A `quiet revolution' in higher education: learning by TV

Next fall, more Americans than ever will be able to get college credit in subjects ranging from business to physics to English -- and never leave their living rooms. Starting in September, some 285 Public Broadcasting Service (PBS) stations around the country will offer a physics course (``The Mechanical Universe'') or a language course (``The History of English'') to viewers able to register at one of 1,000 colleges around the country. This is twice the number in 1981.

These two new PBS series are among the 32 courses -- including the popular ``Vietnam: A Television History,'' and ``The Constitution: That Delicate Balance'' -- that PBS stations, in collaboration with local colleges, will make available for college credit next fall.

PBS is not the only group offering college credit on TV. There are various compacts between TV stations and local colleges. But PBS is by far the largest and fastest growing.

Two weeks ago, Dee Brock, vice-president of PBS Adult Learning Service (ALS), announced that since 1981, the number of students going to college in front of the TV has risen by 280 percent. Some 400,000 students have been in the program over the past five years. Brock calls this a ``quiet revolution'' in higher education.

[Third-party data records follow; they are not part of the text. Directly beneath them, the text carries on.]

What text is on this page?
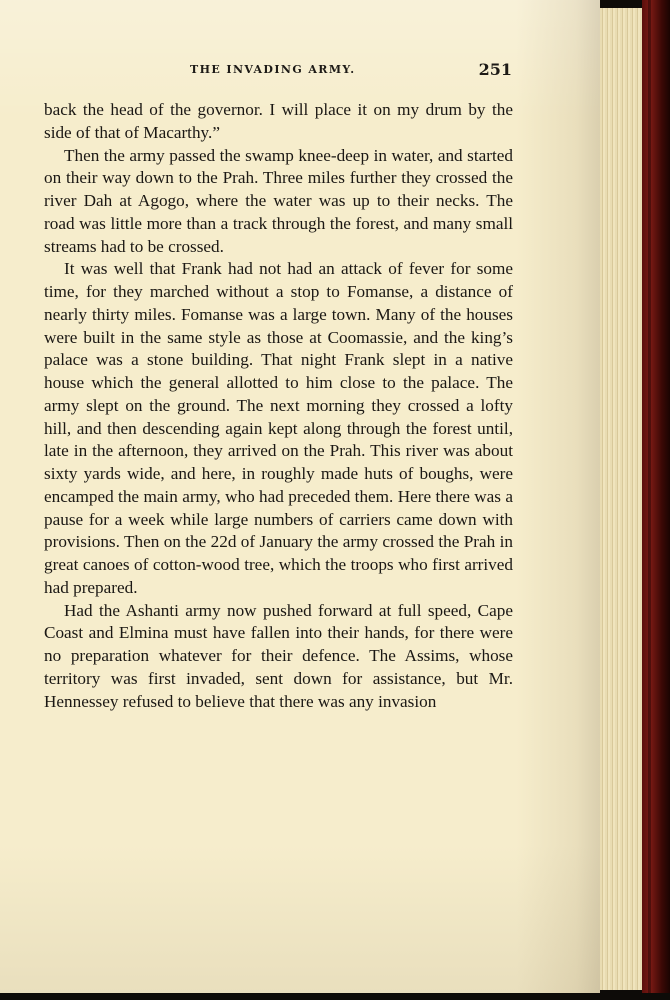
THE INVADING ARMY.	251

back the head of the governor. I will place it on my drum by the side of that of Macarthy.”

Then the army passed the swamp knee-deep in water, and started on their way down to the Prah. Three miles further they crossed the river Dah at Agogo, where the water was up to their necks. The road was little more than a track through the forest, and many small streams had to be crossed.

It was well that Frank had not had an attack of fever for some time, for they marched without a stop to Fomanse, a distance of nearly thirty miles. Fomanse was a large town. Many of the houses were built in the same style as those at Coomassie, and the king’s palace was a stone building. That night Frank slept in a native house which the general allotted to him close to the palace. The army slept on the ground. The next morning they crossed a lofty hill, and then descending again kept along through the forest until, late in the afternoon, they arrived on the Prah. This river was about sixty yards wide, and here, in roughly made huts of boughs, were encamped the main army, who had preceded them. Here there was a pause for a week while large numbers of carriers came down with provisions. Then on the 22d of January the army crossed the Prah in great canoes of cotton-wood tree, which the troops who first arrived had prepared.

Had the Ashanti army now pushed forward at full speed, Cape Coast and Elmina must have fallen into their hands, for there were no preparation whatever for their defence. The Assims, whose territory was first invaded, sent down for assistance, but Mr. Hennessey refused to believe that there was any invasion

The idea of home schooling with a video twist is not new: Since the 1950s there have been scattered experiments with college on television around the country. For example, the lecture-format ``Sunrise Semester'' aired at 6 a.m. -- or earlier -- in the 1960s.

Such offerings did not take hold on commercial television. During the '70s, local community colleges pioneered a more sophisticated ``TV college'' primarily as a service to disabled and elderly persons, or to Native Americans living in remote parts of Alaska or the Southwest.

But it was not until national public television became established in the late 1970s that PBS began to bring a national focus to such learning.

Today, new ALS research shows an increasing market among younger, working viewers, many of whom are using the TV as a way of getting back into school. In turn, more four-year colleges have begun offering ALS. (Last month, Northeastern University and Florida State signed on.) Currently, about 40 percent of participating colleges are four-year schools.

Ms. Brock says that of the 135,000 students using ALS yearly, 60 to 70 percent have full-time jobs, over 50 percent have family responsibilities, and most are between the ages of 25 and 45.

``These people have decided a college degree is something they want,'' Brock says. And while it is not possible to obtain a full degree on TV alone, she says that the programs ``help students -- many of whom have a full workweek -- move faster toward a degree.'' It keeps them motivated, she says. Carla Shehan, for example, is taking two business courses a semester at Prince George's Community College in Maryland, while holding a full-time job. ``I'm hoping to open my own business someday,'' she says.

Many of the students are middle-aged women, looking into college for the first time. Ray Pirkl, who administers ALS programs at Portland Community College in Oregon, says: ``Time and again I see women taking courses in business -- or whatever -- and saying at the end: `I found out I wasn't dumb.' ''

Thus far, the most widely used programs deal with applied subjects -- such as business, accounting, and writing -- rather than the arts and sciences.

A common assumption about TV courses is that they are featherweight -- easy to pass, and lacking serious content.

That, says Dee Brock, is a myth. In the History of English course, for example, a nine-part documentary hosted by PBS news anchor Robert MacNeil, students are expected to read a companion book co-authored by MacNeil before viewing the programs. During the series, students read a standard text and follow a study guide containing writing assignments, key points, and terms. They meet twice with a teacher, and are generally required to write papers and take essay tests.

Further, ALS official Eliza Shanley says, the program -- filmed in England, Scotland, Ireland, and the United States -- was put together under the advisement of such notable scholars as Morton Bloomfield of Harvard University, and the late John Ciardi of Rutgers. Other programs use scholars of similar repute.

Many new students are ``shocked'' at the actual amount of work required for the typical TV course, says Brock, who also points out that colleges and universities have put their credentials and reputations on the line by agreeing to use, and staff, ALS courses.

Still, many academics are wary of TV credit. They say there is no substitute for a classroom environment with a good teacher who can ask provocative questions, and with classmates who respond accordingly. This is the stimulation that makes for learning, they say.

ALS officials say TV is not a substitute for the classroom, or college -- but is an effective addition. They point out, for example, that it would be impossible to get key Johnson administration officials such as Robert McNamara, Dean Rusk, and Gen. William Westmoreland to come to a class studying the Vietnam war. But students using the PBS series on that war see and hear these figures at length.